POR QUE GOSTO E NÃO GOSTO DE OBAMA
Ferreira Fernandes
jornalista
ferreira.fernandes@dn.ptDuas
semanas de América e ouvi gente bastante a dizer-me: "Ele inspira-me."
Ouvi uma jovem vereadora de Chicago, hispânica, dizer dele, com os
olhos fascinados: "Ele ouve." Eu próprio ouvi meia dúzia dos seus
discursos. Deixei-me embalar com o seu jeito para o refrão, bom para a
música, bom para os sermões, bom para qualquer conversa. Ele tem aquele
jeito elegante que sempre invejei nos meus amigos mulatos de Luanda.
Num debate, na Carolina do Sul, depois de dizer que hesitava em chamar
"brother" (irmão) a Bill Clinton, ele rematou: "Preciso de estudar
melhor o seu jeito para a dança." Não vi, mas Obama deve dançar leve. E
gosto do seu jeito para ironizar, num debate, sobre pretensas vantagens
raciais.
Já não gosto do gosto nele em dizer-se "afroamericano". Porque é pouco.
É como ser irlandês da América. É passado. A América dos imigrantes por
causa da fome da batata, já era. E da escravatura, também. Aliás, é
mentira. Barack Obama não é afroamericano. Não é descendente dos negros
que mudaram de continente com grilhetas. É filho de um estudante
queniano que escolheu a América e escolheu a mulher, uma branca do
Kansas.
Essa origem de Obama fá-lo muito mais próximo dos garotos mestiços de
Lisboa ou de Saint-Denis do que de Mahalia Jackson. Os afroamericanos
deram Mahalia a cantar "Take My Hand, Precious Lord" e só isso
justifica o big-bang que o Universo um dia fez. Os garotos globalização
- de Lisboa a South Side Chicago - nem precisam do que os justifique na
História: eles são a História em movimento. Um dia, ouvi um jovem poeta
mulato martiniquês a dizer o seu avanço sobre o velho poeta mulato
martiniquês Aimé Césaire, pai da negritude: "Sou a primeira geração que
andou na escola com brancos, negros, indianos e chineses, eu sou o que
o mundo vai ser." Obama andou na escola, em Honolulu, com brancos,
havaianos, japoneses, andou com o mundo a partir de agora inevitável e
ainda bem.
Gosto de Obama porque disse que gostava da América nem azul (democrata)
nem vermelha (republicana) mas púrpura.
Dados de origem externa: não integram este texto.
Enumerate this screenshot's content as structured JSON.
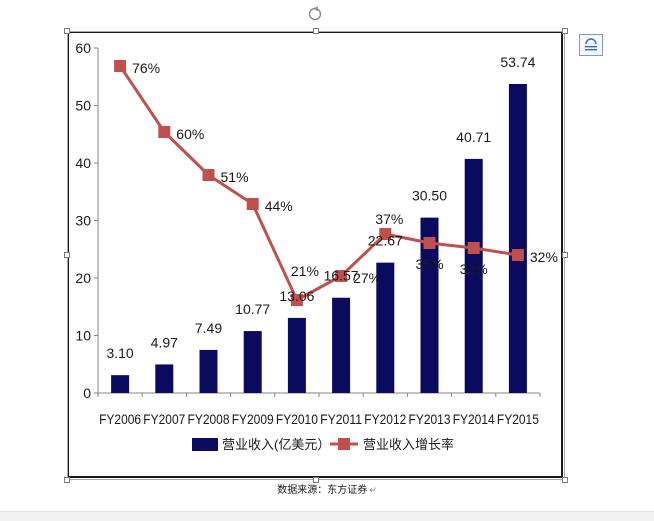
{
  "chart_data": {
    "type": "bar+line",
    "title": "",
    "categories": [
      "FY2006",
      "FY2007",
      "FY2008",
      "FY2009",
      "FY2010",
      "FY2011",
      "FY2012",
      "FY2013",
      "FY2014",
      "FY2015"
    ],
    "series": [
      {
        "name": "营业收入(亿美元）",
        "kind": "bar",
        "axis": "primary",
        "color": "#0a0a5e",
        "values": [
          3.1,
          4.97,
          7.49,
          10.77,
          13.06,
          16.57,
          22.67,
          30.5,
          40.71,
          53.74
        ],
        "labels": [
          "3.10",
          "4.97",
          "7.49",
          "10.77",
          "13.06",
          "16.57",
          "22.67",
          "30.50",
          "40.71",
          "53.74"
        ]
      },
      {
        "name": "营业收入增长率",
        "kind": "line",
        "axis": "secondary-hidden",
        "color": "#c0504d",
        "values": [
          76,
          60,
          51,
          44,
          21,
          27,
          37,
          35,
          33,
          32
        ],
        "labels": [
          "76%",
          "60%",
          "51%",
          "44%",
          "21%",
          "27%",
          "37%",
          "35%",
          "33%",
          "32%"
        ]
      }
    ],
    "y_axis": {
      "min": 0,
      "max": 60,
      "ticks": [
        "0",
        "10",
        "20",
        "30",
        "40",
        "50",
        "60"
      ]
    },
    "legend_position": "bottom",
    "grid": false
  },
  "source_note": "数据来源：东方证券",
  "source_note_mark": "↵",
  "ui": {
    "layout_icon": "layout-options-icon",
    "rotate_icon": "rotate-handle-icon"
  },
  "colors": {
    "bar": "#0a0a5e",
    "line": "#c0504d"
  }
}
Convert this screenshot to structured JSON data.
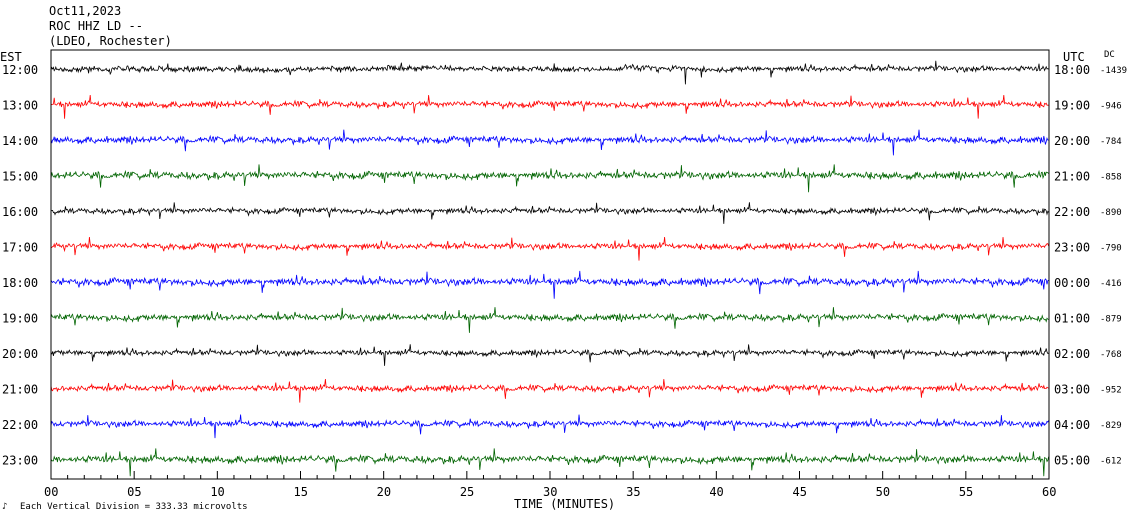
{
  "header": {
    "line1": "Oct11,2023",
    "line2": "ROC HHZ LD --",
    "line3": "(LDEO, Rochester)"
  },
  "left_axis_title": "EST",
  "right_axis_title": "UTC",
  "dc_title": "DC",
  "xlabel": "TIME (MINUTES)",
  "footer_note": "Each Vertical Division =  333.33 microvolts",
  "colors": {
    "black": "#000000",
    "red": "#ff0000",
    "blue": "#0000ff",
    "green": "#006400"
  },
  "chart_data": {
    "type": "line",
    "x_range_minutes": [
      0,
      60
    ],
    "x_ticks": [
      "00",
      "05",
      "10",
      "15",
      "20",
      "25",
      "30",
      "35",
      "40",
      "45",
      "50",
      "55",
      "60"
    ],
    "x_tick_values": [
      0,
      5,
      10,
      15,
      20,
      25,
      30,
      35,
      40,
      45,
      50,
      55,
      60
    ],
    "grid": false,
    "rows": [
      {
        "est": "12:00",
        "utc": "18:00",
        "dc": "-1439",
        "color": "black",
        "amplitude": 1.0
      },
      {
        "est": "13:00",
        "utc": "19:00",
        "dc": "-946",
        "color": "red",
        "amplitude": 1.1
      },
      {
        "est": "14:00",
        "utc": "20:00",
        "dc": "-784",
        "color": "blue",
        "amplitude": 1.2
      },
      {
        "est": "15:00",
        "utc": "21:00",
        "dc": "-858",
        "color": "green",
        "amplitude": 1.3
      },
      {
        "est": "16:00",
        "utc": "22:00",
        "dc": "-890",
        "color": "black",
        "amplitude": 1.0
      },
      {
        "est": "17:00",
        "utc": "23:00",
        "dc": "-790",
        "color": "red",
        "amplitude": 1.1
      },
      {
        "est": "18:00",
        "utc": "00:00",
        "dc": "-416",
        "color": "blue",
        "amplitude": 1.3
      },
      {
        "est": "19:00",
        "utc": "01:00",
        "dc": "-879",
        "color": "green",
        "amplitude": 1.2
      },
      {
        "est": "20:00",
        "utc": "02:00",
        "dc": "-768",
        "color": "black",
        "amplitude": 1.0
      },
      {
        "est": "21:00",
        "utc": "03:00",
        "dc": "-952",
        "color": "red",
        "amplitude": 1.1
      },
      {
        "est": "22:00",
        "utc": "04:00",
        "dc": "-829",
        "color": "blue",
        "amplitude": 1.1
      },
      {
        "est": "23:00",
        "utc": "05:00",
        "dc": "-612",
        "color": "green",
        "amplitude": 1.3
      }
    ]
  }
}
Os bons espíritos também se
juntam nas imagens e foi exactamente isso que ouvi o o bom bispo Tutu
cantar e dançar no dia em que acabou o apartheid na África do Sul. Não
gosto de Obama pertencer à igreja United Trinity Church, que está na
fronteira do racismo negro.
Compreendo que esse afroamericanismo lhe traz a vantagem de 80% de
votos negros na Califórnia. Mas a grandeza da América de hoje é o Idaho
(população branca: 96,99%; negra: 0,65%) votar mais nele do que numa
loura. E a grandeza da América é Obama ser a América. Ele tem na cara o
programa da modernidade. É pena que se refugie, por vezes, no passado.